Campbell McGrath

Picasso & Dora Maar (1942)
January 6, 2014 McGrath Campbell

Picasso & Dora Maar (1942)


Four decades I have lived among the French

as a peasant in a shearling coat

wanders a beach of oblivious sunbathers.


So ill prepared are they for tragedy,

so little do they know of  loss, so small

sorrow’s claim on their imagination.


And now, uniform winter upon all of Europe,

Catalans, Normans, Slavs and Walloons

subsumed to unvarying, iron-taloned grey.


Look at my little tomato plant,

withering forth a crooked yellow arm,

a crown of leaves, a tassel of fruit.


Poor Paris, how I pity and depend upon it.

But I trace my lineage to Altamira and Lascaux.

I spring from cave walls and am content.



Women want me as much as I want them.

They desire my money, my brio, my fame,

and I desire their cunts as portals to eternity.

So what if they fought each other over me?

Men fight for women every day.
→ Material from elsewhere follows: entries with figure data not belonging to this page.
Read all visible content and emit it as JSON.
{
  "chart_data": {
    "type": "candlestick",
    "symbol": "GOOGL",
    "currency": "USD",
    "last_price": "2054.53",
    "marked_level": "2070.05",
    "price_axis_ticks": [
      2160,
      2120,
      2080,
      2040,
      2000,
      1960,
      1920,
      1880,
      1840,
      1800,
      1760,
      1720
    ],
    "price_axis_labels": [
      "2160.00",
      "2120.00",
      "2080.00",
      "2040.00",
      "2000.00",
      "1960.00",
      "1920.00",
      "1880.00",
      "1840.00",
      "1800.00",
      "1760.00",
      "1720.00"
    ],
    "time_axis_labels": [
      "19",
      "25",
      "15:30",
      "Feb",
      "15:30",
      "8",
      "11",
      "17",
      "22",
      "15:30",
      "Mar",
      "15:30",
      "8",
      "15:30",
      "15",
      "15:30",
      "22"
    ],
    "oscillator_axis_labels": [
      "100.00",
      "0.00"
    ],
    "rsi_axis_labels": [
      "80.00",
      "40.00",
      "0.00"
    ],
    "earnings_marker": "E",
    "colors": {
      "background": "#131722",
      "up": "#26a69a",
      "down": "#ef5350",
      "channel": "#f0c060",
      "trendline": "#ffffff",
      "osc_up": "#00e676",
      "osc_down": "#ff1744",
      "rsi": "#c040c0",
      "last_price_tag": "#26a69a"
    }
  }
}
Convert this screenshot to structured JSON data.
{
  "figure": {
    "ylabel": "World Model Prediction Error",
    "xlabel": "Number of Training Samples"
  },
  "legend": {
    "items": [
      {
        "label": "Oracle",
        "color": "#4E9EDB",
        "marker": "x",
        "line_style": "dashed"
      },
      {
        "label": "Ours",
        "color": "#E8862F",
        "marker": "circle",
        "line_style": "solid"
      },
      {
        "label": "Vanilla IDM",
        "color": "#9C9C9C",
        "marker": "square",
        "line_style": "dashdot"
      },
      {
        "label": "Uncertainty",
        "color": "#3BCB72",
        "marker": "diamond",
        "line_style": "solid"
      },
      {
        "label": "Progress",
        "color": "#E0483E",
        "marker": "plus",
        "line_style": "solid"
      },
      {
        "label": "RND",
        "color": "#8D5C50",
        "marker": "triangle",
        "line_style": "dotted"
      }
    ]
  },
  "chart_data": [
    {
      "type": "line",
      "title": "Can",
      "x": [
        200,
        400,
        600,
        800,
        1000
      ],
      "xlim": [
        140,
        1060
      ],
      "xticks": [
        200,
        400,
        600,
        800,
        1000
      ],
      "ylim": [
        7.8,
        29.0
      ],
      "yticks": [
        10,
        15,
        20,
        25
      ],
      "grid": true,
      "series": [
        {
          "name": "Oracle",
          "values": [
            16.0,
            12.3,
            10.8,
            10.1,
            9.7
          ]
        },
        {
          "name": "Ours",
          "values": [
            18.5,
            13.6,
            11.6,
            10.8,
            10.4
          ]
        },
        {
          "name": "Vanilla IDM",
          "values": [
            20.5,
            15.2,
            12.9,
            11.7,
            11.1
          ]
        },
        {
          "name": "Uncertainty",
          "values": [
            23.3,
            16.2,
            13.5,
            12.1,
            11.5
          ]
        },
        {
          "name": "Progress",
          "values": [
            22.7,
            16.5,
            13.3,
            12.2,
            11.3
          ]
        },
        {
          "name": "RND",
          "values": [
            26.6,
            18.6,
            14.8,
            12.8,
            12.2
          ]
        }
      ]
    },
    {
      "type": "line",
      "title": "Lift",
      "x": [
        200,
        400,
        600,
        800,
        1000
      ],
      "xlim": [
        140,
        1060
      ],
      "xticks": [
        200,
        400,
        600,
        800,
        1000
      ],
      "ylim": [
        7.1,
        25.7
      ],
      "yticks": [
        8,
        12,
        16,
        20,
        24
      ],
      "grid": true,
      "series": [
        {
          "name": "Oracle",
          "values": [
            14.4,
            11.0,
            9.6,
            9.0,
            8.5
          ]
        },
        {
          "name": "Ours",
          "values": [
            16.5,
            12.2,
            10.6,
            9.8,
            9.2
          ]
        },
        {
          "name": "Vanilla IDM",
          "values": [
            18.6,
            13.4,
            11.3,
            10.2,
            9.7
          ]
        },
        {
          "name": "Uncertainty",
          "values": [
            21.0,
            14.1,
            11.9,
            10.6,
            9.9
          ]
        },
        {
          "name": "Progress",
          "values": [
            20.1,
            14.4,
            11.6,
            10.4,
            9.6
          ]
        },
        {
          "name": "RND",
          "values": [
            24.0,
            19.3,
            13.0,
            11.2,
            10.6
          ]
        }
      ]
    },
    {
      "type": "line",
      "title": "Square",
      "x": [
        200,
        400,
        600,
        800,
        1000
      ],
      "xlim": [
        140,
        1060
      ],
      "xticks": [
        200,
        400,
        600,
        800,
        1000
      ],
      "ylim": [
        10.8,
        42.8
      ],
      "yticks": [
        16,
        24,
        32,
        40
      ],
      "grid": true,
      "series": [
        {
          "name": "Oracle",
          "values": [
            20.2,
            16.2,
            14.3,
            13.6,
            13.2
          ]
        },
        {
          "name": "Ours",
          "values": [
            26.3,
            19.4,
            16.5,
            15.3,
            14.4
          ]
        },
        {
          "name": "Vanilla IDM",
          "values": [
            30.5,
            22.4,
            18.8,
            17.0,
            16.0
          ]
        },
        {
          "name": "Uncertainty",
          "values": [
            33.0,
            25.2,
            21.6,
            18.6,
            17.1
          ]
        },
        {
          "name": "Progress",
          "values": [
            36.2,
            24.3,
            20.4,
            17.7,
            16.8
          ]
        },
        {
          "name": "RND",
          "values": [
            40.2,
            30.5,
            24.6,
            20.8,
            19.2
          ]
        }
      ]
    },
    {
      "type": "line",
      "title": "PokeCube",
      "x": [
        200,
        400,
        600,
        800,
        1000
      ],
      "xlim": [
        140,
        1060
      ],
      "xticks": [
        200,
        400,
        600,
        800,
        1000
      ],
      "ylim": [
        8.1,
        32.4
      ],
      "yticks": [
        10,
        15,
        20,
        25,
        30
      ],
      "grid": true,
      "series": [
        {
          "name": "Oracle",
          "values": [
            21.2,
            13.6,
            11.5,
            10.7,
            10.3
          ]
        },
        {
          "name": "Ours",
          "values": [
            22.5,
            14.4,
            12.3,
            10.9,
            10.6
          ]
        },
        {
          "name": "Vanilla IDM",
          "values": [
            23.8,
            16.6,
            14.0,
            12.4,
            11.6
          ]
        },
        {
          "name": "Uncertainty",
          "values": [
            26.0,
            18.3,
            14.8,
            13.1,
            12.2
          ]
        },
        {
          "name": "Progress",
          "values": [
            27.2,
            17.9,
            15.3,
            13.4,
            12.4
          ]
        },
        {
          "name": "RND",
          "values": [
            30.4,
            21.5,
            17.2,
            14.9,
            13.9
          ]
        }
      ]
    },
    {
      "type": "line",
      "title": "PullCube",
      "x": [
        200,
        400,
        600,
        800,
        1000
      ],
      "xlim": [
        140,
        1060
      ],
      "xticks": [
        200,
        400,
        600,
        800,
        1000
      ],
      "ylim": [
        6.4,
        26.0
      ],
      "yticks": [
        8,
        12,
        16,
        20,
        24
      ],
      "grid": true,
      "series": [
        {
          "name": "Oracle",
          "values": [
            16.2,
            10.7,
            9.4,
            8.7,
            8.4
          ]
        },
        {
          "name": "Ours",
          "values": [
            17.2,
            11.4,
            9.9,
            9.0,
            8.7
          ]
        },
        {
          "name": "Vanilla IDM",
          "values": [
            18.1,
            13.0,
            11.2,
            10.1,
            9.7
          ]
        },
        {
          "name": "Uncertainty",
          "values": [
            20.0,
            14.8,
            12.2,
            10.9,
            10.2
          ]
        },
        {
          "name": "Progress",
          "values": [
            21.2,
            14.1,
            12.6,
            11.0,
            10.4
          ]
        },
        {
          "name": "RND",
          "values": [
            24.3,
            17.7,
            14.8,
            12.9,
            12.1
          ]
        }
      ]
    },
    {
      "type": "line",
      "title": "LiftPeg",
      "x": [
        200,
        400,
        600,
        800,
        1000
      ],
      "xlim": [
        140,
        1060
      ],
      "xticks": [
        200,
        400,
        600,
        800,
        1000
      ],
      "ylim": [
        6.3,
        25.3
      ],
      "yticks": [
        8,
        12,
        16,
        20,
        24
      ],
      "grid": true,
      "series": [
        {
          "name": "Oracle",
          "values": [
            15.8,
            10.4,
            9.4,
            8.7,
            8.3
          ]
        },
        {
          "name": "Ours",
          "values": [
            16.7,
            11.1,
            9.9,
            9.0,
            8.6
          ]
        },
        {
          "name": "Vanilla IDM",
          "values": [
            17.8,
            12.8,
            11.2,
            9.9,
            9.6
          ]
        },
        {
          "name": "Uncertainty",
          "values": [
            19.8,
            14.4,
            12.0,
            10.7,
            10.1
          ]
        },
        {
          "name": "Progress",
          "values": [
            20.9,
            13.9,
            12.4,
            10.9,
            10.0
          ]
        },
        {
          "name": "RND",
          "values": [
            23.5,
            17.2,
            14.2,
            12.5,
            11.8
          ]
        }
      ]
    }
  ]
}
They kill,

like Greeks and Trojans, for sheer beauty.

If I let Marie-Therese and Dora Maar do battle

it is because love is truest when tested by jealousy.

At any rate Dora Maar was a Kafkaesque figure—

whenever I found a water stain on her walls

I worked it with fine pencil strokes until it resembled

a bug of some sort. In this way I transformed

her apartment into a bestiary, or an insect zoo;

in this way I changed her, too.



Campbell McGrath is the author of twelve books of poetry, including Fever of Unknown Origin (Knopf, 2023) and XX: Poems for the Twentieth Century, a 2018 Finalist for the Pulitzer Prize. He has received many literary prizes for his work, including the Kingsley Tufts Award, a Guggenheim Fellowship, a MacArthur Fellowship, a USA Knight Fellowship, and a Witter-Bynner Fellowship from the Library of Congress. His poetry has appeared in scores of literary reviews, quarterlies and anthologies, including the New Yorker, Harper’s, The Atlantic, Poetry Ireland, and the op-ed page of the New York Times. Born in Chicago, he lives in Miami Beach and teaches at Florida International University, where he is the Philip and Patricia Frost Professor of Creative Writing and a Distinguished University Professor of English.